Creo que todos somos conscientes de que el Frente Amplio (FA) debe procesar, luego de cerrado el ciclo electoral, una profunda autocrítica. Este proceso, sin dejar de ir al hueso, tiene que ser respetuoso de nuestros matices y sin duda fraterno y de buena fe. Esto de la buena fe es imprescindible, ya que muchas veces caemos en la tentación de utilizar debates relevantes para arrimar agua para alguno de nuestros molinos. En esto de la autocrítica, todos somos responsables y las culpas están bastante repartidas.

Pero este artículo se propone ir hacia algunos rincones que algunos llamarán existenciales, otros culturales, o profundamente ideológicos.

Hay ideas que llegan, se aquerencian y se instalan como una verdad revelada, pero si se preguntara nadie sabría contestar cuándo y mucho menos quiénes las trajeron de la mano; a partir de un momento, forman parte de nosotros.

Esas ideas se parecen a una presencia inquietante, similar a la de las lloronas a las que se convocaba a llorar al muerto en los velorios, y entre los deudos corría la pregunta de quiénes eran esas personas que nadie podía reconocer.

Un buen ejemplo de esto es la idea de que en la vida política, para ser un referente hay que ostentar algún cargo público, ya sea parlamentario o de gobierno nacional o departamental.

Definitivamente esto no siempre fue así. Se me ocurre una larga lista de destacados militantes de izquierda que aportaron muchísimo al FA y nunca ocuparon ningún cargo público.

Esa creencia, convertida en una verdad incuestionada, desde mi punto de vista fue consolidando una serie de prácticas que terminan generando profundas confusiones.

En algún momento se terminan entreverando los objetivos personales con los colectivos, ni qué hablar los compromisos militantes con cosas mucho más prosaicas, como la búsqueda de un empleo.

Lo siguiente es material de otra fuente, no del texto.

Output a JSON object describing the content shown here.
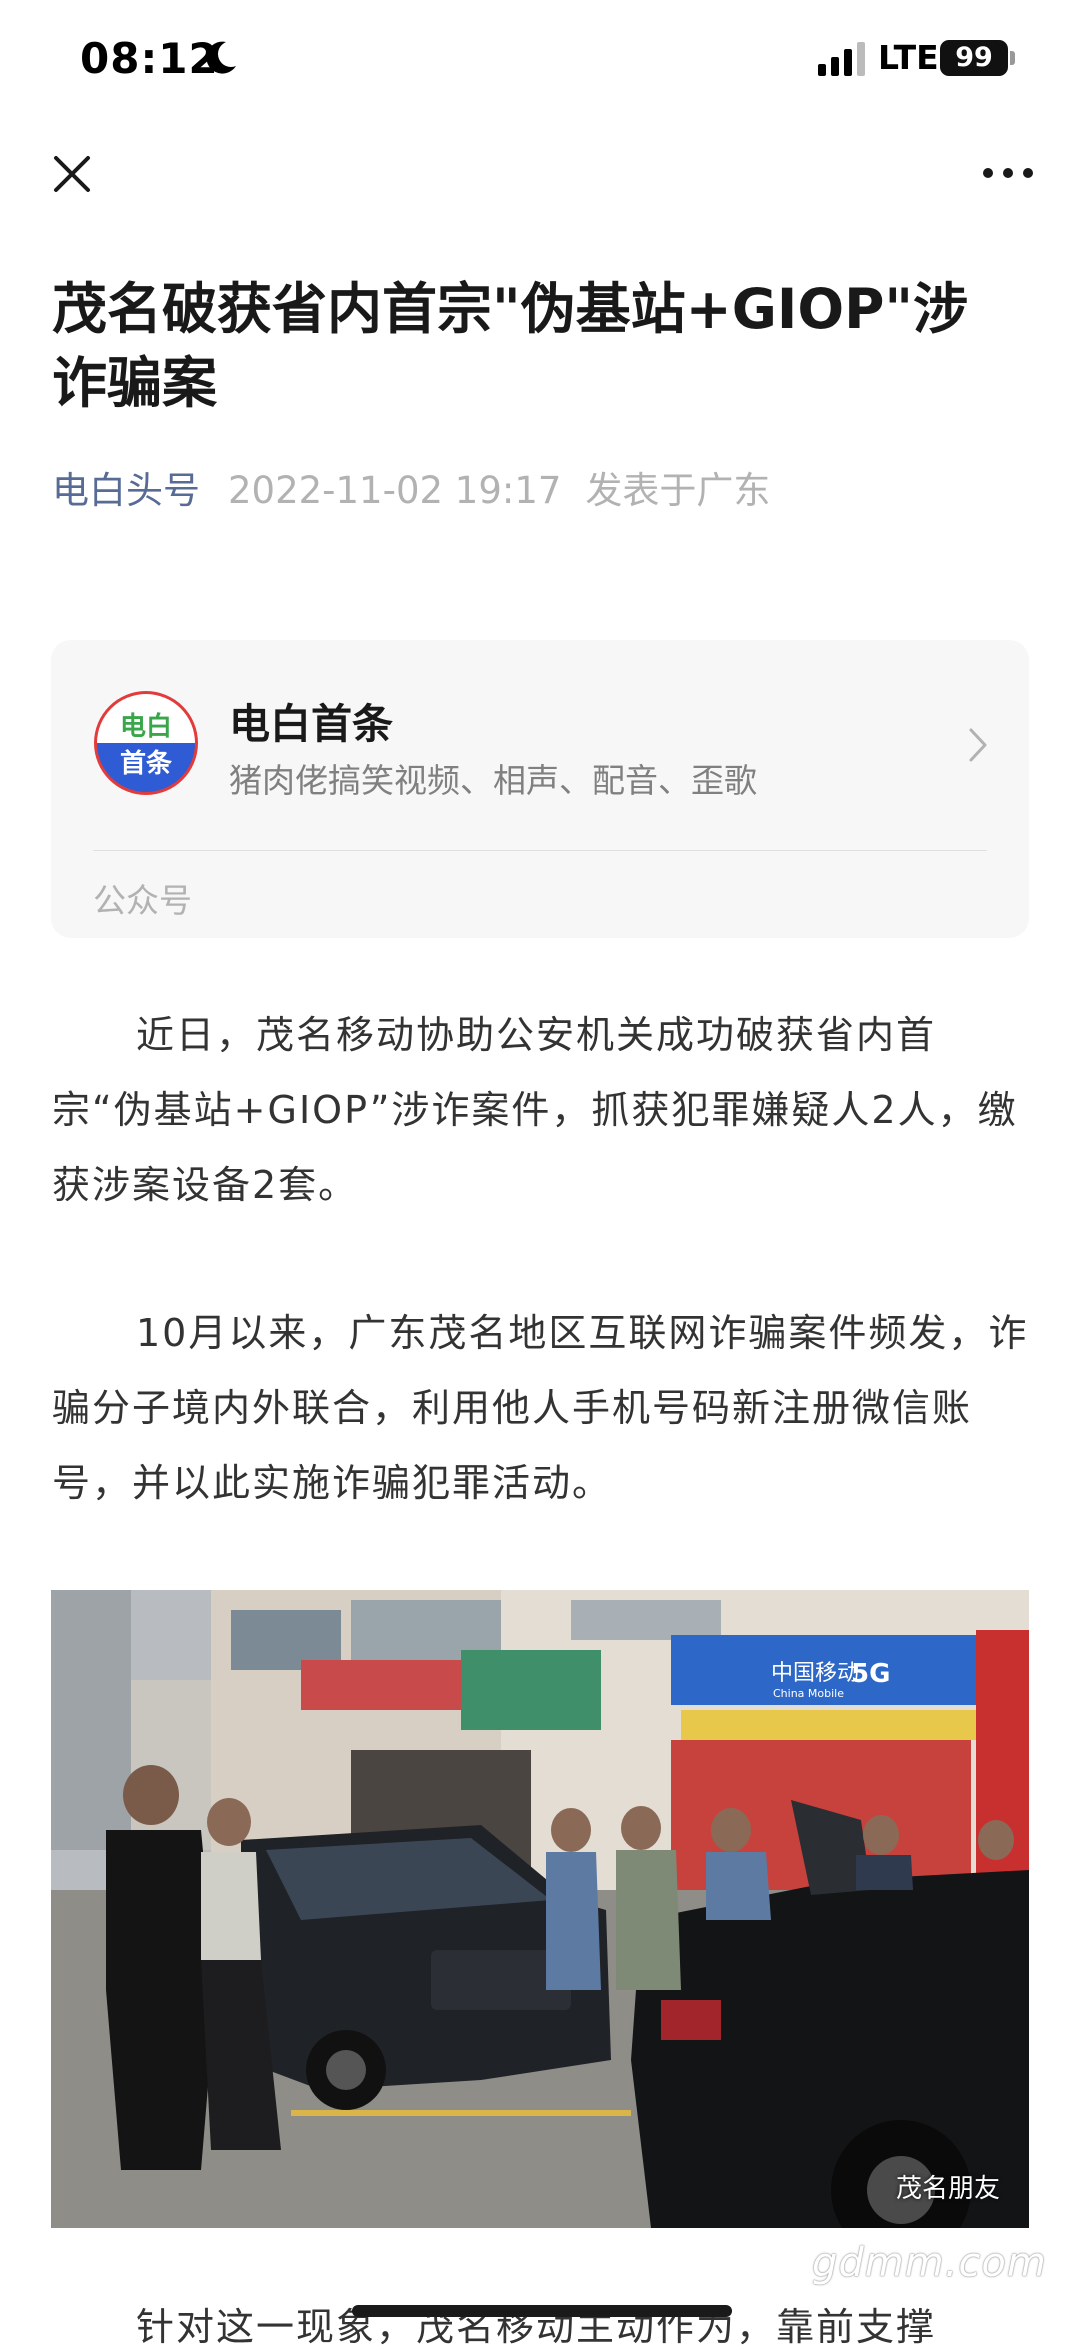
{
  "status_bar": {
    "time": "08:12",
    "network": "LTE",
    "battery": "99",
    "icons": [
      "moon-icon",
      "signal-icon",
      "battery-icon"
    ]
  },
  "nav": {
    "icons": [
      "close-icon",
      "more-icon"
    ]
  },
  "article": {
    "title": "茂名破获省内首宗\"伪基站+GIOP\"涉诈骗案",
    "author": "电白头号",
    "date": "2022-11-02 19:17",
    "location": "发表于广东",
    "paragraphs": [
      "近日，茂名移动协助公安机关成功破获省内首宗“伪基站+GIOP”涉诈案件，抓获犯罪嫌疑人2人，缴获涉案设备2套。",
      "10月以来，广东茂名地区互联网诈骗案件频发，诈骗分子境内外联合，利用他人手机号码新注册微信账号，并以此实施诈骗犯罪活动。",
      "针对这一现象，茂名移动主动作为，靠前支撑"
    ]
  },
  "account_card": {
    "logo_line1": "电白",
    "logo_line2": "首条",
    "name": "电白首条",
    "description": "猪肉佬搞笑视频、相声、配音、歪歌",
    "footer": "公众号",
    "colors": {
      "logo_top": "#3aa64a",
      "logo_bottom": "#2f5bd4",
      "logo_ring": "#e23b3b"
    }
  },
  "photo": {
    "shop_sign": "中国移动",
    "shop_sign_sub": "China Mobile",
    "badge": "5G",
    "watermark": "茂名朋友",
    "site_watermark": "gdmm.com"
  },
  "colors": {
    "author_link": "#576b95",
    "muted": "#b2b2b2",
    "card_bg": "#f7f7f7"
  }
}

En mi opinión, esto nos fue mimetizando demasiado con prácticas propias e históricas de los partidos tradicionales, en las que el ser parte de un partido político era la oportunidad para ingresar al Estado y, por tanto, para mejorar muchas veces la posición social.

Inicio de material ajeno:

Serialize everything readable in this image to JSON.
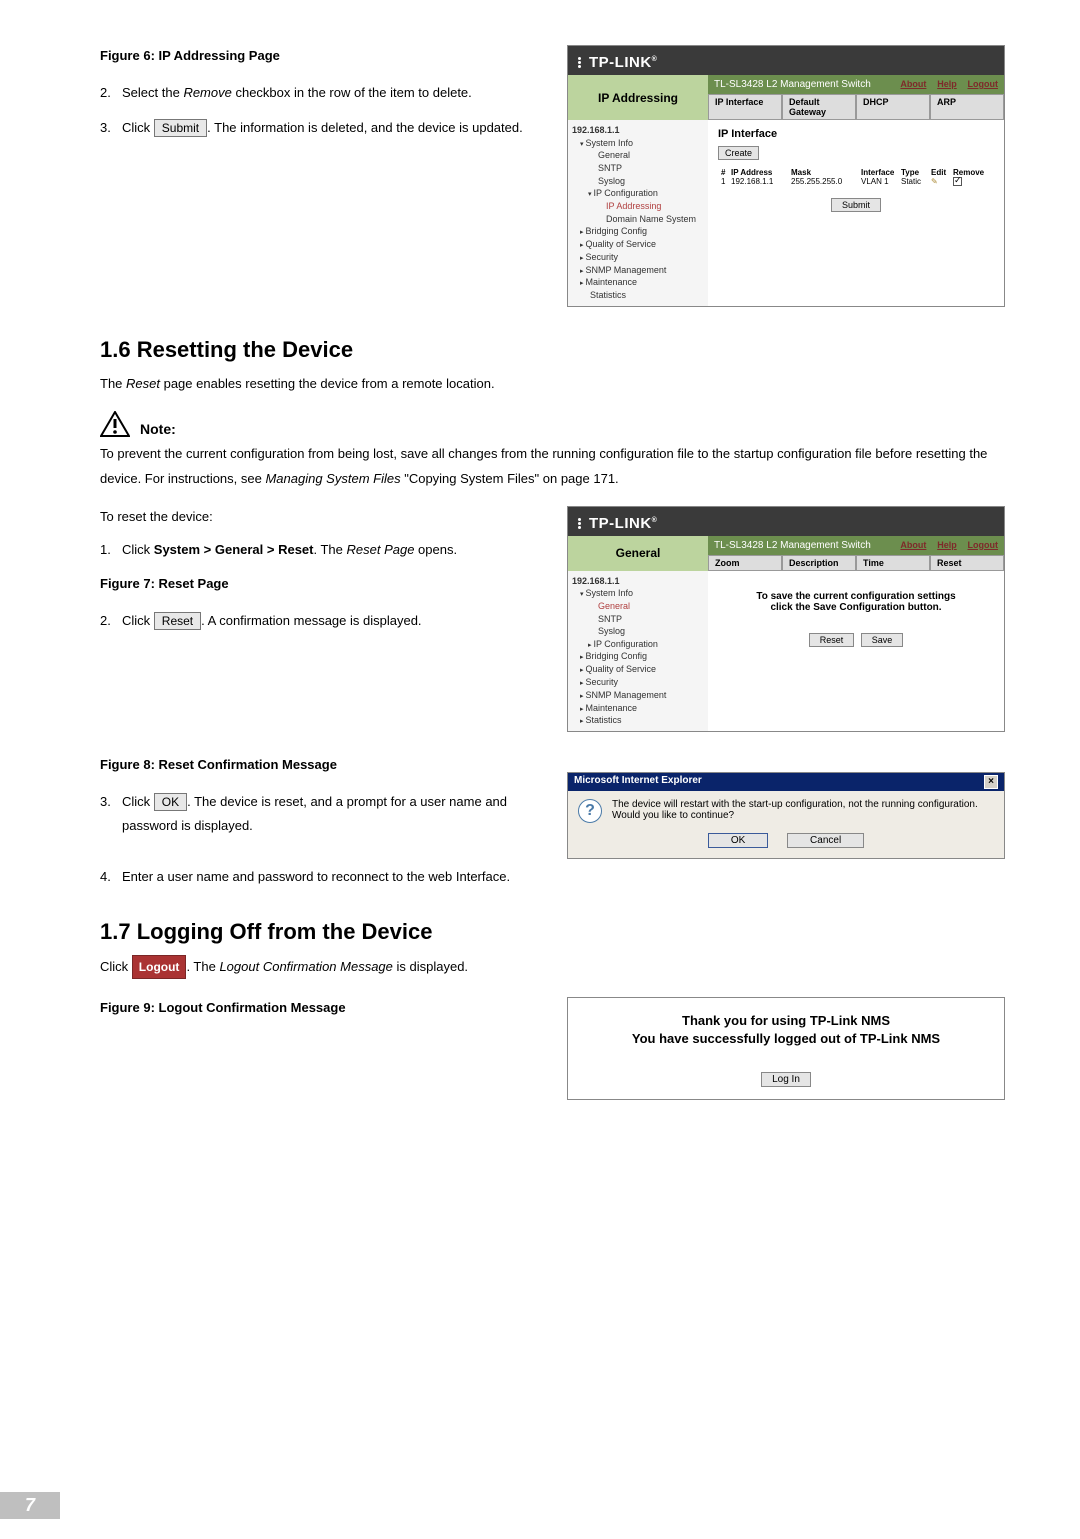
{
  "fig6": {
    "label": "Figure 6: IP Addressing Page"
  },
  "step2": {
    "num": "2.",
    "text_a": "Select the ",
    "rem": "Remove",
    "text_b": " checkbox in the row of the item to delete."
  },
  "step3": {
    "num": "3.",
    "text_a": "Click ",
    "btn": "Submit",
    "text_b": ". The information is deleted, and the device is updated."
  },
  "ss1": {
    "logo": "TP-LINK",
    "title_label": "IP Addressing",
    "product": "TL-SL3428 L2 Management Switch",
    "about": "About",
    "help": "Help",
    "logout": "Logout",
    "tabs": [
      "IP Interface",
      "Default Gateway",
      "DHCP",
      "ARP"
    ],
    "tree_root": "192.168.1.1",
    "tree": {
      "sys": "System Info",
      "gen": "General",
      "sntp": "SNTP",
      "syslog": "Syslog",
      "ipc": "IP Configuration",
      "ipaddr": "IP Addressing",
      "dns": "Domain Name System",
      "bridge": "Bridging Config",
      "qos": "Quality of Service",
      "sec": "Security",
      "snmp": "SNMP Management",
      "maint": "Maintenance",
      "stats": "Statistics"
    },
    "main": {
      "heading": "IP Interface",
      "create": "Create",
      "hdr": {
        "n": "#",
        "ip": "IP Address",
        "mask": "Mask",
        "if": "Interface",
        "type": "Type",
        "edit": "Edit",
        "rem": "Remove"
      },
      "row": {
        "n": "1",
        "ip": "192.168.1.1",
        "mask": "255.255.255.0",
        "if": "VLAN 1",
        "type": "Static"
      },
      "submit": "Submit"
    }
  },
  "h16": "1.6   Resetting the Device",
  "p161": {
    "a": "The ",
    "r": "Reset",
    "b": " page enables resetting the device from a remote location."
  },
  "note": {
    "label": "Note:"
  },
  "p162": {
    "a": "To prevent the current configuration from being lost, save all changes from the running configuration file to the startup configuration file before resetting the device. For instructions, see ",
    "i": "Managing System Files",
    "b": " \"Copying System Files\" on page 171."
  },
  "reset_intro": "To reset the device:",
  "r1": {
    "num": "1.",
    "a": "Click ",
    "path": "System > General > Reset",
    "b": ". The ",
    "i": "Reset Page",
    "c": " opens."
  },
  "fig7": {
    "label": "Figure 7: Reset Page"
  },
  "r2": {
    "num": "2.",
    "a": "Click ",
    "btn": "Reset",
    "b": ". A confirmation message is displayed."
  },
  "ss2": {
    "logo": "TP-LINK",
    "title_label": "General",
    "product": "TL-SL3428 L2 Management Switch",
    "about": "About",
    "help": "Help",
    "logout": "Logout",
    "tabs": [
      "Zoom",
      "Description",
      "Time",
      "Reset"
    ],
    "tree_root": "192.168.1.1",
    "msg1": "To save the current configuration settings",
    "msg2": "click the Save Configuration button.",
    "reset": "Reset",
    "save": "Save"
  },
  "fig8": {
    "label": "Figure 8: Reset Confirmation Message"
  },
  "ie": {
    "title": "Microsoft Internet Explorer",
    "x": "×",
    "msg": "The device will restart with the start-up configuration, not the running configuration. Would you like to continue?",
    "ok": "OK",
    "cancel": "Cancel"
  },
  "r3": {
    "num": "3.",
    "a": "Click ",
    "btn": "OK",
    "b": ". The device is reset, and a prompt for a user name and password is displayed."
  },
  "r4": {
    "num": "4.",
    "text": "Enter a user name and password to reconnect to the web Interface."
  },
  "h17": "1.7   Logging Off from the Device",
  "p171": {
    "a": "Click ",
    "btn": "Logout",
    "b": ". The ",
    "i": "Logout Confirmation Message",
    "c": " is displayed."
  },
  "fig9": {
    "label": "Figure 9: Logout Confirmation Message"
  },
  "logout_box": {
    "l1": "Thank you for using TP-Link NMS",
    "l2": "You have successfully logged out of TP-Link NMS",
    "login": "Log In"
  },
  "page_num": "7"
}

Un partido político, y mucho más uno de izquierda, jamás puede confundirse con una agencia de colocaciones.

Un partido político, y mucho más uno de izquierda, jamás puede confundirse con una agencia de colocaciones. Lo más dramático: se fue debilitando demasiado aquello tan honroso de asumir un compromiso militante a cambio de nada; simplemente el ser parte de un conjunto de hombres y mujeres que se proponen con lealtad aportar sus capacidades y el tiempo de que disponen para construir un país y un mundo mejores.

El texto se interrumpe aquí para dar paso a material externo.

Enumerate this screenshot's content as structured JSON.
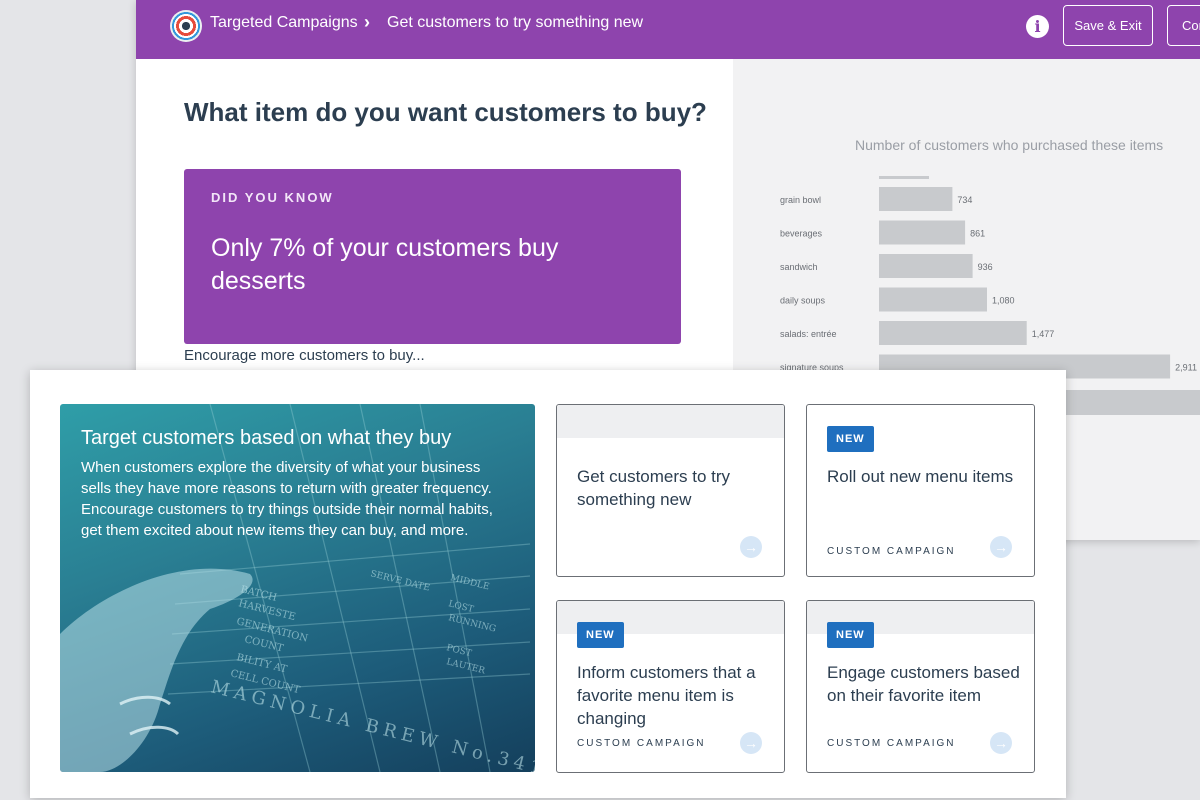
{
  "header": {
    "breadcrumb_1": "Targeted Campaigns",
    "breadcrumb_sep": "›",
    "breadcrumb_2": "Get customers to try something new",
    "info_icon": "i",
    "save_exit_label": "Save & Exit",
    "continue_label": "Continue"
  },
  "main": {
    "question": "What item do you want customers to buy?",
    "did_you_know_label": "DID YOU KNOW",
    "did_you_know_text": "Only 7% of your customers buy desserts",
    "encourage_text": "Encourage more customers to buy..."
  },
  "chart_data": {
    "type": "bar",
    "title": "Number of customers who purchased these items",
    "categories": [
      "grain bowl",
      "beverages",
      "sandwich",
      "daily soups",
      "salads: entrée",
      "signature soups"
    ],
    "values": [
      734,
      861,
      936,
      1080,
      1477,
      2911
    ],
    "value_labels": [
      "734",
      "861",
      "936",
      "1,080",
      "1,477",
      "2,911"
    ],
    "orientation": "horizontal",
    "bar_color": "#c8cacd",
    "xlim": [
      0,
      3000
    ]
  },
  "hero": {
    "title": "Target customers based on what they buy",
    "text": "When customers explore the diversity of what your business sells they have more reasons to return with greater frequency. Encourage customers to try things outside their normal habits, get them excited about new items they can buy, and more."
  },
  "cards": [
    {
      "title": "Get customers to try something new",
      "badge": "",
      "subtitle": ""
    },
    {
      "title": "Roll out new menu items",
      "badge": "NEW",
      "subtitle": "CUSTOM CAMPAIGN"
    },
    {
      "title": "Inform customers that a favorite menu item is changing",
      "badge": "NEW",
      "subtitle": "CUSTOM CAMPAIGN"
    },
    {
      "title": "Engage customers based on their favorite item",
      "badge": "NEW",
      "subtitle": "CUSTOM CAMPAIGN"
    }
  ],
  "icons": {
    "arrow": "arrow-right-circle-icon",
    "logo": "target-icon",
    "info": "info-icon"
  },
  "colors": {
    "brand_purple": "#8e44ad",
    "badge_blue": "#1f6fbf",
    "text_dark": "#2c3e50"
  }
}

De la mano de esta idea se fue instalando otra: la de que un dirigente político puede ser candidato a cualquier cosa –a ministro, a legislador, a integrante de un ente o servicio descentralizado, a intendente, etcétera–. No importa la especificidad de cada una de estas funciones, parecería que un dirigente político podría desempeñar a cabalidad cualquiera de ellas.

Sin embargo, la mayoría de las responsabilidades reseñadas requieren aptitudes, experiencias y formaciones diferentes. No todos estamos preparados para hacer cualquier cosa, ni todos nos preparamos a lo largo de la vida para desempeñar cualquier actividad.

Esto resulta evidente para la mayoría de la sociedad, y, desde mi punto de vista, entre otras muchas causas viene reforzando el descreimiento en la política y en los partidos políticos de sectores cada vez más amplios de la población.

Cuánto nos hubiera ayudado o nos ayudaría si la frase “no, compañeros, esa responsabilidad no es para mí” estuviera mucho más extendida.

Estas dimensiones muy brevemente desarrolladas pueden contribuir y deberían ser parte de esa tan necesaria autocrítica, ya que, como dice la canción, si no cambiás vos, no cambia nada.

Marcos Otheguy es senador del Frente Amplio.